As concentration of fire became developed new fittings such as
directing bars, breast chocks and training racers made their appearance
and were embodied in its design. As the power of guns and the energy
requiring to be absorbed on recoil increased, the rear trucks
disappeared and gave place, in the two-truck Marsilly carriage, to
flat chocks which by the friction of their broad surfaces against the
deck helped more than trucks to deaden the motion of the carriage.
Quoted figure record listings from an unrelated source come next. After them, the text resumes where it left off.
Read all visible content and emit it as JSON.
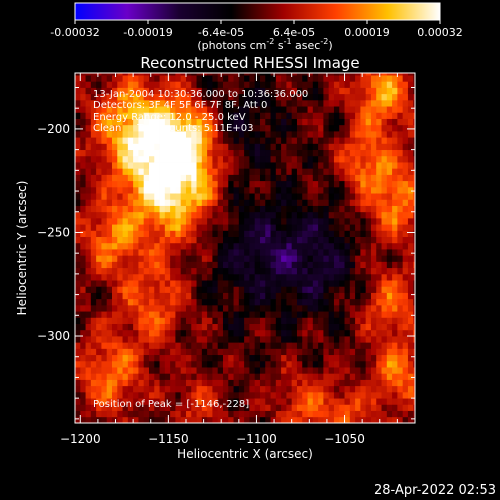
{
  "colorbar": {
    "tick_labels": [
      "-0.00032",
      "-0.00019",
      "-6.4e-05",
      "6.4e-05",
      "0.00019",
      "0.00032"
    ],
    "unit_label_main": "(photons cm",
    "unit_sup_1": "-2",
    "unit_mid": " s",
    "unit_sup_2": "-1",
    "unit_mid2": " asec",
    "unit_sup_3": "-2",
    "unit_end": ")",
    "range": [
      -0.00032,
      0.00032
    ],
    "colormap_stops": [
      "#0000ff",
      "#6a00c8",
      "#1a0030",
      "#000000",
      "#a00000",
      "#ff4000",
      "#ffc000",
      "#ffffff"
    ]
  },
  "chart_data": {
    "type": "heatmap",
    "title": "Reconstructed RHESSI Image",
    "xlabel": "Heliocentric X (arcsec)",
    "ylabel": "Heliocentric Y (arcsec)",
    "xlim": [
      -1203,
      -1010
    ],
    "ylim": [
      -342,
      -173
    ],
    "x_ticks": [
      -1200,
      -1150,
      -1100,
      -1050
    ],
    "y_ticks": [
      -200,
      -250,
      -300
    ],
    "x_tick_labels": [
      "−1200",
      "−1150",
      "−1100",
      "−1050"
    ],
    "y_tick_labels": [
      "−200",
      "−250",
      "−300"
    ],
    "grid": false,
    "annotations": [
      "13-Jan-2004 10:30:36.000 to 10:36:36.000",
      "Detectors: 3F 4F 5F 6F 7F 8F, Att 0",
      "Energy Range: 12.0 - 25.0 keV",
      "Clean     Total counts: 5.11E+03"
    ],
    "peak_label": "Position of Peak = [-1146,-228]",
    "peak_position": [
      -1146,
      -228
    ],
    "total_counts": 5110,
    "energy_range_kev": [
      12.0,
      25.0
    ],
    "sources": [
      {
        "x": -1150,
        "y": -228,
        "sigma": 18,
        "amp": 0.00032
      },
      {
        "x": -1170,
        "y": -200,
        "sigma": 16,
        "amp": 0.00024
      },
      {
        "x": -1140,
        "y": -205,
        "sigma": 12,
        "amp": 0.00018
      },
      {
        "x": -1185,
        "y": -255,
        "sigma": 12,
        "amp": 0.00016
      },
      {
        "x": -1160,
        "y": -285,
        "sigma": 14,
        "amp": 0.00014
      },
      {
        "x": -1185,
        "y": -320,
        "sigma": 14,
        "amp": 0.00016
      },
      {
        "x": -1030,
        "y": -185,
        "sigma": 12,
        "amp": 0.0002
      },
      {
        "x": -1022,
        "y": -235,
        "sigma": 14,
        "amp": 0.00018
      },
      {
        "x": -1040,
        "y": -215,
        "sigma": 10,
        "amp": 0.00014
      },
      {
        "x": -1025,
        "y": -285,
        "sigma": 12,
        "amp": 0.00014
      },
      {
        "x": -1020,
        "y": -320,
        "sigma": 12,
        "amp": 0.00016
      },
      {
        "x": -1075,
        "y": -335,
        "sigma": 12,
        "amp": 0.00012
      },
      {
        "x": -1050,
        "y": -340,
        "sigma": 10,
        "amp": 0.00012
      },
      {
        "x": -1135,
        "y": -335,
        "sigma": 10,
        "amp": 0.0001
      },
      {
        "x": -1100,
        "y": -260,
        "sigma": 20,
        "amp": -0.00012
      },
      {
        "x": -1065,
        "y": -265,
        "sigma": 16,
        "amp": -0.0001
      },
      {
        "x": -1110,
        "y": -200,
        "sigma": 14,
        "amp": -8e-05
      }
    ]
  },
  "footer": {
    "timestamp": "28-Apr-2022 02:53"
  }
}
The quoin, perfected by the addition of a graduated scale marked
to show the elevation corresponding to each of its positions, gave
place at length to various mechanical forms of elevating gear. The
elm body was replaced by iron plates bolted and riveted together. And
then at length, with the continuous growth of gun-energy, the forces
of recoil became so great that the ordinary carriage constrained by
rope breechings could no longer cope with them. The friction of wood
rear-chocks against the deck was replaced by the friction of vertical
iron plates, attached to the carriage, against similar plates attached
to a slide interposed between carriage and deck, and automatically
compressed: the invention, it is said, of Admiral Sir Thomas Hardy. The
truck carriage, as it had been known for centuries, had at last been
left behind in the evolution of naval artillery.
* * * * *
With the advent of modern gun mountings the old anomaly of the divided
responsibility of War Office and Admiralty became unbearable; the
necessity for a close adaptation of each gun to its ship-position,
for careful co-ordination of the work of artillerist, engineer and
shipbuilder, produced a crisis which had important effects on future
naval administration. A single paragraph will suffice to show the
position as it presented itself in the early ’sixties. “There were a
thousand points of possible collision,” wrote the biographer of Captain
Cooper Key, the captain of the _Excellent_, “as it became more and more
certain that gun carriages, instead of being loose movable structures
capable of being used in any port, were henceforth to be fixed in the
particular port which was adapted for them, with special pivoting bolts
and deck racers--all part of the ship’s structure. Where the War Office
work began and the Controller’s ended in these cases, no one knew, but
the captain of the _Excellent_ came in as one interfering between a
married pair, and was misunderstood and condemned on both sides.”
In 1866 the solution was found. Captain Cooper Key was appointed to the
Admiralty as Director-General of Naval Ordnance.